Additionally, Phllips & Soltis, in chapter three, adds that there are several types of learning whereby some are simple while others are complex. There are those things which can be learned in the absence of a teacher while others require teacher’s help. For learning to be effective, a conducive environment of learning and the teaching strategy is essential to the learner.

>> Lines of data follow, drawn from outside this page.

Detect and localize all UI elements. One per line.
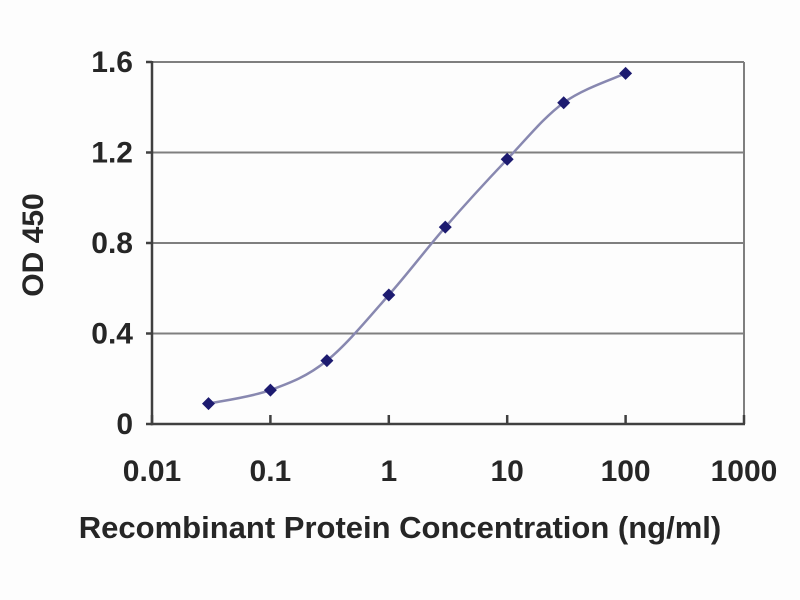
standard-curve-line [208, 72, 627, 405]
y-tick-label: 1.2 [91, 137, 133, 170]
y-tick-label: 0 [116, 408, 133, 441]
data-point-marker [619, 66, 633, 80]
y-tick-label: 1.6 [91, 46, 133, 79]
x-tick-label: 0.01 [123, 455, 181, 488]
x-tick-label: 10 [491, 455, 524, 488]
x-axis-title: Recombinant Protein Concentration (ng/ml… [78, 510, 722, 545]
y-tick-label: 0.4 [91, 318, 133, 351]
x-tick-label: 1000 [711, 455, 778, 488]
data-point-marker [201, 397, 215, 411]
x-tick-label: 0.1 [250, 455, 292, 488]
data-point-marker [382, 288, 396, 302]
data-point-marker [438, 220, 452, 234]
data-point-marker [320, 354, 334, 368]
data-point-marker [500, 152, 514, 166]
data-point-marker [557, 96, 571, 110]
data-point-marker [263, 383, 277, 397]
y-tick-label: 0.8 [91, 227, 133, 260]
y-axis-title: OD 450 [17, 193, 50, 297]
x-tick-label: 100 [601, 455, 651, 488]
x-tick-label: 1 [380, 455, 397, 488]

Behaviorism as an approach in education only focuses and emphasizes on the role played by the surrounding factors in influencing the learning within an individual. Behaviorists like John Lock hold that infants are born with what he termed as ‘empty cabinet’ or the ‘tabula rasa’ which means that they have devoid of content and it is only through their interaction with the environment that they get to acquire behavior (Phillips & Soltis, 2009)). Similarity, these environments are different to different people and therefore, making people to be wired concerning their environmental factors. Classical conditioning as one of the types of conditioning to produce learning among learners helps teachers instill the behaviour among the learners through punishing poor behaviour and rewarding desirable ones (Schunk, 2012). In most of the teaching sections, I frequently use this to encourage excellent and helpful behaviour like clapping as a sign of appreciation of well-answered question. However, I am cautious not to use it to discriminate some learners holding in my mind that students have different levels of understanding.
In this week’s reading, I started with the work of Hattie and Donoghue, which I enjoyed reading the models of learning and various strategies used in certain stages in the cycle of learning. In my teaching career, I always use different teaching strategies just within the content of a subject which is connected to the article by Hattie and Donoghue. In my reading, I came across a model of skill, will and thrill, which means that learning is a phrase that is from the surface to deep and then transfers. I always make sure that the learners understand the surface meaning of before proceeding to deeper learning. Further, the week’s reading by Phllips & Soltis provided a behavioral approach which is crucial in achieving a result among learner (Hattie & Donoghue, 2016). I ensure that students are encouraged to perform and portray good behaviour through encouragement and rewards, while bad manners are discouraged through punishments.
Hattie, John & Donoghue, Greg. (2016). Learning Strategies: A Synthesis and conceptual model. npj Science of Learning. 1. 16013. 10.1038/npjscilearn.2016.13.
Phillips, D.C., & Soltis, J.F. (2009). Perspectives on Learning (5th ed.). New York: Teachers College Press.
Schunk, D.H. (2012). Learning Theories: An Educational Perspective (6th ed.). Boston: Pearson.